A Quinnipiac poll released this morning finds that, among possible mayoral candidates, Ray Kelly is favored by 22 percent of respondents. He’s followed, in order, by Anthony Weiner, Marty Markowitz, Christine Quinn, Betsy Gotbaum and Bill Thompson.
Polls at this stage in an election cycle should be taken with a massive grain of salt (as in, many of these candidates haven’t officially declared they are going to run for mayor yet, and Betsy Gotbaum has said she won’t run), but it seems to say something, at least, about Kelly’s potential if he ever chose to get in. Also, although the poll was taken without listing party affiliations for the candidates, it is expected that Kelly would run as a Republican.
More of the release:
New York City Police Commissioner Ray Kelly tops the list when voters are asked whom they would like to see elected Mayor next year, according to a Quinnipiac University poll released today. Kelly also has the highest approval rating among most of the mayoral possibilities.
The independent Quinnipiac (KWIN-uh-pe-ack) University poll lists choices, with no party affiliation, and asks New York City voters to select the one they most want to see elected Mayor in 2009. Results are:
• Kelly – 22 percent, including 16 percent of Democrats;
• U.S. Rep. Anthony Weiner – 14 percent, with 15 percent of Democrats;
• Brooklyn Borough President Marty Markowitz – 14 percent; 15 percent of Democrats;
• Council Speaker Christine Quinn – 13 percent; 16 percent of Democrats;
• Public Advocate Betsy Gotbaum – 8 percent; 9 percent of Democrats;
• Comptroller William Thompson – 8 percent; 10 percent of Democrats.

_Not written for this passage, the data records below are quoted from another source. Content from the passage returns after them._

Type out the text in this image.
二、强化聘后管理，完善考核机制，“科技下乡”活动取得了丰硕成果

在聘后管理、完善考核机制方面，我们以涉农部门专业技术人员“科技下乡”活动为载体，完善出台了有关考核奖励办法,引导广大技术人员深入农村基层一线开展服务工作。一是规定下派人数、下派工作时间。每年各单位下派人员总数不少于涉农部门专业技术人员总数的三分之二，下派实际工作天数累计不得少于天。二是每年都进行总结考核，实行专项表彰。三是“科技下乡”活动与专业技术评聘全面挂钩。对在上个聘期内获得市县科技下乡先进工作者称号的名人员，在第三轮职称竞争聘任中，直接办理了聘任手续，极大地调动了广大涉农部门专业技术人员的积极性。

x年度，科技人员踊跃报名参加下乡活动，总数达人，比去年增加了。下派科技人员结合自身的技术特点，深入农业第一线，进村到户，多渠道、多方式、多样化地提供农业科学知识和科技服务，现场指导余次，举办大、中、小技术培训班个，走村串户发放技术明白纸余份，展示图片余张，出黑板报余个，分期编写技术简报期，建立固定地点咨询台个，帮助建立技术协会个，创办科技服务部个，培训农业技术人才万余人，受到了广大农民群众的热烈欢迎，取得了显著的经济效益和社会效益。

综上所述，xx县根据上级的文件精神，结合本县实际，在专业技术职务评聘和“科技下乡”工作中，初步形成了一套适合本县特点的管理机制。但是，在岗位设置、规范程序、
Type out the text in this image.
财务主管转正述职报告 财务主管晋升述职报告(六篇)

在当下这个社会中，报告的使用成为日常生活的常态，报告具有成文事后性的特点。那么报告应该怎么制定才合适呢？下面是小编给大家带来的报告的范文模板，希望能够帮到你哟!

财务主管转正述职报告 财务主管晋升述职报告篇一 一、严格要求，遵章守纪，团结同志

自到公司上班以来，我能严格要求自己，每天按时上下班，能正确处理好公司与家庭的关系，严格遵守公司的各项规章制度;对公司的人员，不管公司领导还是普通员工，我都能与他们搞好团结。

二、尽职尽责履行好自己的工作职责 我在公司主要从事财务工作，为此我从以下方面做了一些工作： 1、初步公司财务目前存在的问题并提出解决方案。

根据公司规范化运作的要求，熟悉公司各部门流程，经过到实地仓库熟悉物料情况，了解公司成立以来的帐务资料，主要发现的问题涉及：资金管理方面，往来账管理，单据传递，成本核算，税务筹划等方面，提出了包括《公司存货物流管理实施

Kelly gets a 62 – 28 percent approval rating, with white voters approving 75 – 16 percent, black voters split 44 – 44 percent and Hispanic voters approving 58 – 34 percent. Approval ratings for other citywide officials are:
• Quinn: 48 – 15 percent;
• Thompson: 44 – 11 percent;
• Gotbaum: 45 – 18 percent.
“Number one in the early line for mayor next year – Police Commissioner Ray Kelly. Kelly has political pluses and minuses. Probably it’s due to all the news about the Bell trial, but his job approval rating, healthy overall, is only a standoff in the Black community. Among Republicans, which is the party line most politicians think he’d run on, he’s the big favorite, ” said Maurice Carroll, director of the Quinnipiac University Polling Institute.
“Three Democrats are bunched in the teens: Brooklyn Borough President Marty Markowitz, City Council Speaker Christine Quinn and Congressman Anthony Weiner,” Carroll added.
By a 56 – 38 percent margin, New York City voters oppose the revised congestion pricing plan to charge a fee for vehicles driving below 60th Street in Manhattan.
But by a 59 – 38 percent margin, voters say they would support congestion pricing if the money is used to improve mass transit in and around New York City.
Support for congestion pricing, if the money is used for mass transit is:
• Manhattan: 73 – 23 percent;
• Bronx: 57 – 39 percent;
• Brooklyn: 51 – 46 percent;
• Queens: 58 – 40 percent;
• Staten Island: 55 – 42 percent.
Only 43 percent of voters say it is “very likely” or “somewhat likely” that congestion pricing funds will be used to improve mass transit, while 54 percent say this is “not too likely” or “not likely at all.”
By a 58 – 36 percent margin, New York City voters agree that congestion pricing would unfairly tax people who live outside Manhattan. Only Manhattan voters disagree, 52 – 43 percent, with that claim.
A total of 89 percent of New York City voters say traffic congestion is a “very serious” or “somewhat serious” problem in the city.
“As decision time approaches in City Hall and Albany, the numbers don’t change. Congestion pricing: No. Congestion pricing if the money helps mass transit: Yes,” Carroll said.
“But New Yorkers are skeptical of promises by politicians who support congestion pricing. Most voters doubt that the money really would find its way to mass transit improvements.
“Again, it’s Manhattan against the world. In the other boroughs, they think congestion pricing would unfairly tax people outside of Manhattan. People in Manhattan disagree.”
From March 4 – 10, Quinnipiac University surveyed 1,427 New York City registered voters, with a margin of error of +/- 2.6 percentage points.
The Quinnipiac University Poll, directed by Douglas Schwartz, Ph.D., conducts public opinion surveys in New York, New Jersey, Connecticut, Pennsylvania, Florida, Ohio and nationwide as a public service and for research.